# Router cascade?



## dewarrn1 (Oct 6, 2010)

Hi folks,

     I just switched ISPs, and my new DSL modem has a built-in router.  Previously, I'd been using my FreeBSD box as a router hooked up to a single-purpose cable modem, and I liked the way it worked.  Now, however, the new router and my FreeBSD router aren't playing nice.  Ideally, I'd like a solution that makes the DSL modem (D-Link 2540B) as dumb as possible, leaving all the work of DHCP, routing, etc., to the FreeBSD box.  Anyone have any ideas or experience with this?

     If not, I'd be willing to live with the current layout except for one problem.  My network topology is as follows:

DSL modem connected to ISP
Integrated router connected to modem (with DHCP, DNS, etc.)
FreeBSD box connected to a LAN port on the modem/router running DHCP for two inward-facing networks
Wired network
Wireless network
     Each network has a separate address space in the 192 range, and aside from the annoyance of having the extra LAN hop, there's only one problem with the current setup.  Although computers connected to every other portion of the network get reliable DNS lookups, the FreeBSD box does not.  What am I missing?  Thanks in advance!


----------



## da1 (Oct 6, 2010)

dewarrn1 said:
			
		

> Ideally, I'd like a solution that makes the DSL modem (D-Link 2540B) as dumb as possible, leaving all the work of DHCP, routing, etc., to the FreeBSD box.

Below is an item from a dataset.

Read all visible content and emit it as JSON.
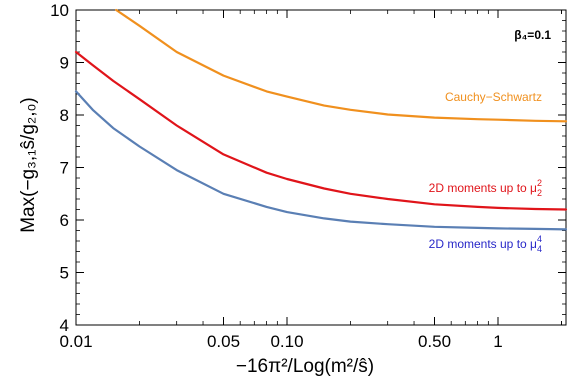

The router should have an option to disable some services like dhcp, dns, etc. look them up in the web-interface.



> Although computers connected to every other portion of the network get reliable DNS lookups, the FreeBSD box does not.



Have a look at /etc/resolv.conf and see it the entries coincide with the actual dns server. If I understood you correctly in the first place, the FreeBSD box connects to the router and as such it will get it's dns IP's from it. See that the IP's in /etc/resolv.conf point to the router dns service.

Else, you could use your ISP's dns server IP's and bypass the router completely.


----------



## dewarrn1 (Oct 9, 2010)

Thanks for the reply, DD!  It turns out that my problem was self-inflicted; my pf.conf file was blocking packets from all private networks on the outward-facing interface, resulting in no DNS service from the DSL modem's integrated router.  Everything works after adjusting my pf configuration, so I'll try keeping it this way for a bit.  I may try to restore something more like my old setup later on, though.   Much appreciated!


----------